U.S. Ambassador To U.N. Warns Of Potential For Famine In Sudan

“The United States and Sudan traded accusations [on Tuesday] over the humanitarian situation in the [border] states of Blue Nile and South Kordofan, embattled since the north and south of Sudan split into two nations last summer,” the New York Times reports (MacFarquhar, 1/17). U.S. Permanent Representative to the U.N. Ambassador Susan Rice on Monday sent a letter to the U.N. Security Council warning that food security could decline to an emergency level and could result in famine if action is not taken by the government in Khartoum, according to VOA News (Besheer, 1/17).
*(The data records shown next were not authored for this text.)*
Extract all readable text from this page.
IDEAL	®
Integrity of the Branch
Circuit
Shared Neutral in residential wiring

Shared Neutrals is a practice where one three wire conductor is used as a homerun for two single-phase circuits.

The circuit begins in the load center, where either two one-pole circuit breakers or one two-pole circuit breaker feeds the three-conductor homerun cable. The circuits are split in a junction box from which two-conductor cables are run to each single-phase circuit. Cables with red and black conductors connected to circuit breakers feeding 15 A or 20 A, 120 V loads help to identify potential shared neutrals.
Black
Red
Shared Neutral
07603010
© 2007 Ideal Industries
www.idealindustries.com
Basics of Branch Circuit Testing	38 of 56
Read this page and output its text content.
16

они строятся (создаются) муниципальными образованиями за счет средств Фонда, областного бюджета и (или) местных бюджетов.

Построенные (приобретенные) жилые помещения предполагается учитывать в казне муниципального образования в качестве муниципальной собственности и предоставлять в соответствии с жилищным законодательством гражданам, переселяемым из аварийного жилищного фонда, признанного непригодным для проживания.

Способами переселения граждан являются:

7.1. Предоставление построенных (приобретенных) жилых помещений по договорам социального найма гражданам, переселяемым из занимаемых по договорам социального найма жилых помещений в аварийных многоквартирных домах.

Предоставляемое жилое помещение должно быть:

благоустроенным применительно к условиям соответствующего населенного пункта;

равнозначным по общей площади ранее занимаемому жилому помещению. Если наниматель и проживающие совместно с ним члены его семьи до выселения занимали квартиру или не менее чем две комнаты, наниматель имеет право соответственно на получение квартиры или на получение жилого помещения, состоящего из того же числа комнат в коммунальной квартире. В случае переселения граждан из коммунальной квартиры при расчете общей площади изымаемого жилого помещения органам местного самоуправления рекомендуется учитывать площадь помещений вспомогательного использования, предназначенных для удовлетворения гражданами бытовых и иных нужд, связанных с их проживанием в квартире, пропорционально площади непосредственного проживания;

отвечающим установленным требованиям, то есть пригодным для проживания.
Speaking to reporters Tuesday, Rice said, “The proximate cause of the problem … is that the government of Sudan has deliberately denied access to international NGOs, the United Nations, and international humanitarian workers to the most affected populations in Southern Kordofan and Blue Nile” and called the situation “unconscionable and unacceptable,” according to a transcript (1/17).

On Wednesday, U.S. Special Envoy for Sudan Princeton Lyman said 500,000 people in the border states could face “emergency conditions bordering on famine” in as little as two months, Bloomberg reports (Wild/Ferrie, 1/18). “Groups like the World Food Programme and UNICEF must be able to work in the border areas of South Kordofan and Blue Nile, he said,” CNN writes (Mabuse, 1/18). But Khartoum’s U.N. Ambassador Daffa-Alla Elhag Ali Osman on Tuesday “dismissed U.N. and U.S. concerns about a mounting humanitarian crisis in two Sudanese border states, saying the situation there was ‘normal,'” Reuters notes. “Osman denied that there were any restrictions on aid agencies accessing Southern Kordofan and Blue Nile. However, he later said that aid agencies were not welcome in areas where rebel groups, which he accused South Sudan of aiding, were concentrated,” according to the news service (Charbonneau, 1/18).